Published: 17 June, 2011
• HEALTHY food is important to all of us, but hot nutritious food is especially cherished and valuable to those without homes and adequate incomes.
I read with concern the statements by Labour councillor Paul Convery that the excellent work of the Hare Krishna Food For All charity was “not needed” (Free food charity ‘not needed here’, June 10).
Perhaps not in a perfect society, but we are not there yet (a view supported by the council-launched Fairness Commission report last week). It seems a paradox that the Labour group supports the case for the tax funding of all primary school meals in Islington on the basis of the importance of good nutrition but opposes the same for needy and homeless people by charity groups.
Last week, I went along to the York Way Food For All lunch van and enjoyed a very healthy rice and green beans stew for lunch. The meals were clearly much appreciated by many of the other diners, and the service was very well organised; no street litter or disruption to other members of the public. There appeared to be no parking regulation breaches.
It would be a great shame if the much-valued work of Food For All charity is impaired due to hounding by opaque parking regulations or harassment by council workers; there would be one less source of hot and healthy food for those who need it most.
URSULA YATES
Registered dietitian
N1
• COUNCILLOR Paul Convery’s comments that homeless charity Food For All’s services are not needed in the borough echo the recent proposals about banning soup runs by Westminster Council.
Food For All is based on the philosophy of community self-help and distributes approximately 600 free vegetarian meals to the disadvantaged in Kentish Town, Camden and King’s Cross six days a week but it is not just a soup run. The award-winning charity also runs a homeless resource centre in Islington which provides the disadvantaged with vital access to free services, including IT training and healthy eating workshops.
Much of the raw produce used to prepare the food is donated by local supermarkets through recycling initiatives, which reduces landfill use.
Staff from Winckworth Sherwood, the law firm where I work as a solicitor, volunteer with Food For All every Friday as part of the firm’s corporate social responsibility scheme. The scheme has been running for two years and has been very successful.
Banning soup runs will not improve the plight of the homeless – it will merely spread the problem elsewhere and will force people to steal in order to survive.
Funding has been cut for day centres, and cuts to hostel places and the government’s Supporting People grant have made things worse, as evidenced by rising homelessness figures.
Preventing organisations from operating soup runs goes against the basic human instinct to reach out and help those in need. The notion of feeding the disadvantaged is enshrined in eastern and western religion and is a common practice in Hinduism, Sikhism, Buddhism, Christianity and Islam.

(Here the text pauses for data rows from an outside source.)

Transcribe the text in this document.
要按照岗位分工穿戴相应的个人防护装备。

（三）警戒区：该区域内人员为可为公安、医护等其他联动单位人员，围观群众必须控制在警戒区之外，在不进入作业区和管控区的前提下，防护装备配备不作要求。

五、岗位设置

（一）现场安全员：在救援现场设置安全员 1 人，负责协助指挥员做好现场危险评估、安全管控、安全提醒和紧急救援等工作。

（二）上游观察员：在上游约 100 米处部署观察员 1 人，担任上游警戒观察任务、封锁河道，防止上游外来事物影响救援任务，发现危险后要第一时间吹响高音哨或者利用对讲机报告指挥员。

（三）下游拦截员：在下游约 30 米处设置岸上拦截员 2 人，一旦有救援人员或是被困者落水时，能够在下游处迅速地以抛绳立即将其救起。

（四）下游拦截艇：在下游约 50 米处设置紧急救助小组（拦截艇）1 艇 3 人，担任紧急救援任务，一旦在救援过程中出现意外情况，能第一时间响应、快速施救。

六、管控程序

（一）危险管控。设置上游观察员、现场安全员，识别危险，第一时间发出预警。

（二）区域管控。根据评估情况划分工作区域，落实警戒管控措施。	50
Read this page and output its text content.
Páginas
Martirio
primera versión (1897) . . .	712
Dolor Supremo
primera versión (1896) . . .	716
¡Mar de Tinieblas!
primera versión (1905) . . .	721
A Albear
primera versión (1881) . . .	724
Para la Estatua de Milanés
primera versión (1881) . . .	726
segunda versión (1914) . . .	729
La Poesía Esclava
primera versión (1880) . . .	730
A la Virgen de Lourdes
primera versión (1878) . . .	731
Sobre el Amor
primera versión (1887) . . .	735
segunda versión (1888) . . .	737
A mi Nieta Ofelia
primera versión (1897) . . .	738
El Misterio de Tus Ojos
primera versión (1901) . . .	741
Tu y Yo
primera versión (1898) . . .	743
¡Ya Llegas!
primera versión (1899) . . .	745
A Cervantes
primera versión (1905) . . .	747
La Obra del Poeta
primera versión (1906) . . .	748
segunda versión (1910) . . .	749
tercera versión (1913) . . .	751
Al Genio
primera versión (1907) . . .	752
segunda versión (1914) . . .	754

Preventing people trying to help each other does not sit well with the grand aims of the Big Society and the localism agenda which should support and encourage the voluntary sector to help the community, not obstruct it.
ANJANA GHOSH
Solicitor
SE1
• REGARDING the unfair comments made by Labour councillor Paul Convery, would it not have been more wise for him to check Food For All’s services first?
We have been running day centres in Camden and Islington for eight years with great success. We have won numerous nationwide awards.
The only place I know of where a homeless person can get a meal is at Union Chapel on a Sunday.
The church in Arlington Road, with which we were working, has stopped its tea and sandwich programme.
In other words, services for disadvantaged people are extremely limited. Now, with the day centres having their funding cut, things will be even more tough on these marginalised people.